Are some of you 20 years old out there? Nice! Would you be interested in hearing about a show that debuted the year you were born? Well you’re in luck, because I just had a totally original idea to take the 20th of every month to celebrate something from 20 years ago, which is in no way a cheap repurposing of the 10 for 10 gimmick that I came up with along with hundreds of other people.

The year was 1993, electricity had just recently been invented, and with it, came the advent of something called televised-vision (or television, for short). Along with an endless stream of gameshows, talk shows, and soap operas, televised-vision (or television for short (or TV for SUPER short, because acronyms hadn’t been invented yet)) came original, fictional programming.

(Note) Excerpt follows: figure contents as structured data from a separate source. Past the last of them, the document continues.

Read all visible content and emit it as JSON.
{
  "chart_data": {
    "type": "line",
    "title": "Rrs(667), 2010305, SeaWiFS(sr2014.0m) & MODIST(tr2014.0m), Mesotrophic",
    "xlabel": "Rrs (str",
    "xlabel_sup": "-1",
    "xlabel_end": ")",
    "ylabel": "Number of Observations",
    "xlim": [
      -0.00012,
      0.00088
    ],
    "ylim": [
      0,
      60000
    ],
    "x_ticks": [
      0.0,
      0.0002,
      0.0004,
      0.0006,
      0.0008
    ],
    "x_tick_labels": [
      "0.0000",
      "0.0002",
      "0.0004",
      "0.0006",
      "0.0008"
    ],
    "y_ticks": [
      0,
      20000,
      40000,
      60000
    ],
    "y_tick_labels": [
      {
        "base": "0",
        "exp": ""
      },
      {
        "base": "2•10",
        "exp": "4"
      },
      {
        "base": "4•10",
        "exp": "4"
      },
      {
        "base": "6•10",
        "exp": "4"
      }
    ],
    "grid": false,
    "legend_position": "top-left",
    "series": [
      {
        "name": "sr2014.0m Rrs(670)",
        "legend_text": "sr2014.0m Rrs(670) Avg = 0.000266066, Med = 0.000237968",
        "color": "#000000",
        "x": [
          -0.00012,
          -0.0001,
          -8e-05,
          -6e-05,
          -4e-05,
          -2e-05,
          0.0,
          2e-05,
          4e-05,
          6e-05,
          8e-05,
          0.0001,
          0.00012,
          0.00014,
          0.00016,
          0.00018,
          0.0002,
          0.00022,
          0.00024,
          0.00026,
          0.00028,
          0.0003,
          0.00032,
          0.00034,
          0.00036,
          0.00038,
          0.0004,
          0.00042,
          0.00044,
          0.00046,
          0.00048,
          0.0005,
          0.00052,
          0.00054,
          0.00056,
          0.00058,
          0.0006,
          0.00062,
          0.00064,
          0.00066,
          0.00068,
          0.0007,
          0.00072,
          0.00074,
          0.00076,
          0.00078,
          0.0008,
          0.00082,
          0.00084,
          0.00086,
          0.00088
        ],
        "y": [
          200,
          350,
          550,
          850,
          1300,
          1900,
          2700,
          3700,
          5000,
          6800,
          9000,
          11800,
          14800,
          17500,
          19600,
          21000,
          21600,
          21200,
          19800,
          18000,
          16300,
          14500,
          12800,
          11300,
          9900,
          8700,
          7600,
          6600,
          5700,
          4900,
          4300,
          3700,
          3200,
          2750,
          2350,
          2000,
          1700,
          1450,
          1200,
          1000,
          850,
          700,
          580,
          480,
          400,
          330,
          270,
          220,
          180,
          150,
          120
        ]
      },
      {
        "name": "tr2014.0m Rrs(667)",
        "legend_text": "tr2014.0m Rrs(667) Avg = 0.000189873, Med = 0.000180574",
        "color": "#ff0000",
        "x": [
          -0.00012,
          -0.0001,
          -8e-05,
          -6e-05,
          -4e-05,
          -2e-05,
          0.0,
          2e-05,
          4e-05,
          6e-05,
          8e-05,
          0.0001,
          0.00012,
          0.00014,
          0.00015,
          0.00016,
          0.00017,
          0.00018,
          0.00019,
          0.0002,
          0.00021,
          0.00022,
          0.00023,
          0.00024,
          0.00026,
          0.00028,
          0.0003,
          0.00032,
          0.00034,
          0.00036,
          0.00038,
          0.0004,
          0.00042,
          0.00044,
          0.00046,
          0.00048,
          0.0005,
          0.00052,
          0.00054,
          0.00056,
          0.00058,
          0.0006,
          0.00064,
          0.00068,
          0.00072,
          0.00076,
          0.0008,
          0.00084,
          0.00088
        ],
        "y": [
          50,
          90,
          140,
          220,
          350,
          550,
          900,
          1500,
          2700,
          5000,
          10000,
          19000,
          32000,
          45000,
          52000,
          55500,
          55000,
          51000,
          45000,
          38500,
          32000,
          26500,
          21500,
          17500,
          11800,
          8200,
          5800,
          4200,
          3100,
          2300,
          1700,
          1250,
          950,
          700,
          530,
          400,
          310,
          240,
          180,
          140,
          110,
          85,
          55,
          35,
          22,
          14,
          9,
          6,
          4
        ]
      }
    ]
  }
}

Nineteen-Ninety-Thrice produced several breakout TV hits in this genre, but the one that was dearest to my heart while simultaneously being the most obscure reference I could make in this post is: Time Trax! What’s that? Never heard of Time Trax?! Well as Mister Rogers would say, “STRAP THE F*** IN, NEIGHBORS, IT’S TIME TO TAKE THE PARTY TROLLEY TO THE LAND OF MAKE-BELIEVE!”

The year 2193: where we finally replaced "cks" with X, just like you always knew we would.

The year 2193: where we finally replaced “cks” with X, just like you always knew we would.